The jojoba plant (Simmondsia chinensis) occurs naturally as a sprawling bush in south western USA and the western coast of Mexico, in areas where rainfall rarely exceeds 250mm per year – it is truly a desert plant.
The tribes indigenous to this region were using jojoba long before the Spanish Invasion. They used it to condition their skin and hair and to treat skin ailments. They also used the leaves as a tea. The Spanish were the first people to record its name, hence the difference between its spelling and its pronunciation.
Jojoba came into widespread use in cosmetics in the western world when it was considered no longer ethical to hunt sperm whales. It was also about this time that the use of cosmetics based on non-renewable petrochemicals was being questioned. Jojoba’s unique chemical structure has many similarities to spermaceti wax. It was realised that jojoba could be a more than adequate replacement, thus freeing the cosmetic industry of its strong links with whale hunting.
At this stage jojoba was mainly harvested from the wild and supplies were variable.

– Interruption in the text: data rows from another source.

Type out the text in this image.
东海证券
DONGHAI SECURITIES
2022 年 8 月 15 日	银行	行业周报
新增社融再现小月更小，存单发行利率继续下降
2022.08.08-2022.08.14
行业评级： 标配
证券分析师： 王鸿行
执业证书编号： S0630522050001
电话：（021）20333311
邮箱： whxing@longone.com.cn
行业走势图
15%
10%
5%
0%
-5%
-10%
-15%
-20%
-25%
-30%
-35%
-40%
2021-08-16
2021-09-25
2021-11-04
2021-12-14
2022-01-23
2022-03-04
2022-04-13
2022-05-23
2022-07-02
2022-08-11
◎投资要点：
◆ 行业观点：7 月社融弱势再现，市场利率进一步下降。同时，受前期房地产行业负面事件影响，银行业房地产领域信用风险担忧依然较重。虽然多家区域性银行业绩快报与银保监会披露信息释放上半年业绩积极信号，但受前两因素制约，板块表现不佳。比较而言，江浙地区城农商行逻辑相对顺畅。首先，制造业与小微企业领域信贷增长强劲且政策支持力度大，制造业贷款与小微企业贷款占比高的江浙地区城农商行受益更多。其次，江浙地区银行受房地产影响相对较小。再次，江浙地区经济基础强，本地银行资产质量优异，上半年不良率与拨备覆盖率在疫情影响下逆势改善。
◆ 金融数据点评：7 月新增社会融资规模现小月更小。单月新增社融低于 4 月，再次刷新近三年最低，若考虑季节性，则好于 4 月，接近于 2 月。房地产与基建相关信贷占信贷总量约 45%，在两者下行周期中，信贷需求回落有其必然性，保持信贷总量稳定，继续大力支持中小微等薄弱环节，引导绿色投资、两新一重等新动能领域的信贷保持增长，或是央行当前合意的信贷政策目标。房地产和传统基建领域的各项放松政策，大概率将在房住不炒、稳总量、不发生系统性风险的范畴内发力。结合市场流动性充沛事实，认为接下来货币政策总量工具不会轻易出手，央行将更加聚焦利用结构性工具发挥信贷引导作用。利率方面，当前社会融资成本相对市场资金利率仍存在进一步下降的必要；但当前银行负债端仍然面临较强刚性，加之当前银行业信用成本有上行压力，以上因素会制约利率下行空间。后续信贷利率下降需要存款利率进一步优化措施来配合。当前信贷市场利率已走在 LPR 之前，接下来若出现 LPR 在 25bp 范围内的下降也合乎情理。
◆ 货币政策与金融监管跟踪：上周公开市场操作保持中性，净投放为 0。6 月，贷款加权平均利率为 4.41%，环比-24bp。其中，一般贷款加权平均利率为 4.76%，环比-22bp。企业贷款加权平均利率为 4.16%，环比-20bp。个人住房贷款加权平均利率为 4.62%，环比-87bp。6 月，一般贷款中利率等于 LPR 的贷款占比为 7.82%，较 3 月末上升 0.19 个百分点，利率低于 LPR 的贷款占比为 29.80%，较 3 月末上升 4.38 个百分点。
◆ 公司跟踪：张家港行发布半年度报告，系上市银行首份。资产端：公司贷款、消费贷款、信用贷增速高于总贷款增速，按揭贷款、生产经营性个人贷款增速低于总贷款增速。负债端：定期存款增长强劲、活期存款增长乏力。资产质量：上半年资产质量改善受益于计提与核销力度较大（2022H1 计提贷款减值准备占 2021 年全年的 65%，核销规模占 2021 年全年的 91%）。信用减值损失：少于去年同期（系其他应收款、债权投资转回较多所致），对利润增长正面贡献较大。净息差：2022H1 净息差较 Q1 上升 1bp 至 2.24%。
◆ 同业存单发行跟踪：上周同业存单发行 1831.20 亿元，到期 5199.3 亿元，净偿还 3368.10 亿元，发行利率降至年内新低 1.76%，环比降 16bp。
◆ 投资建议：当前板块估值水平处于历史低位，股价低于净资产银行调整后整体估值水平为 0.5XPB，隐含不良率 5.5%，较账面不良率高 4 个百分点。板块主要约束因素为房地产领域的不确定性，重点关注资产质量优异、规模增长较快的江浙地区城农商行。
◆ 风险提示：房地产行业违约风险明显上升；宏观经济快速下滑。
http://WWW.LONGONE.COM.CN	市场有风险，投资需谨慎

Most jojoba plants now come from commercially cultivated improved varieties. In Australia it is grown in our inland farming areas where it is considerably less dependant on water than grain, cotton and other tree crops such as olives and nut trees.
Although it’s use as an additive to cosmetics is still increasing, more and more people are maximising the benefits of jojoba by using it on its own, knowing it is a completely natural product.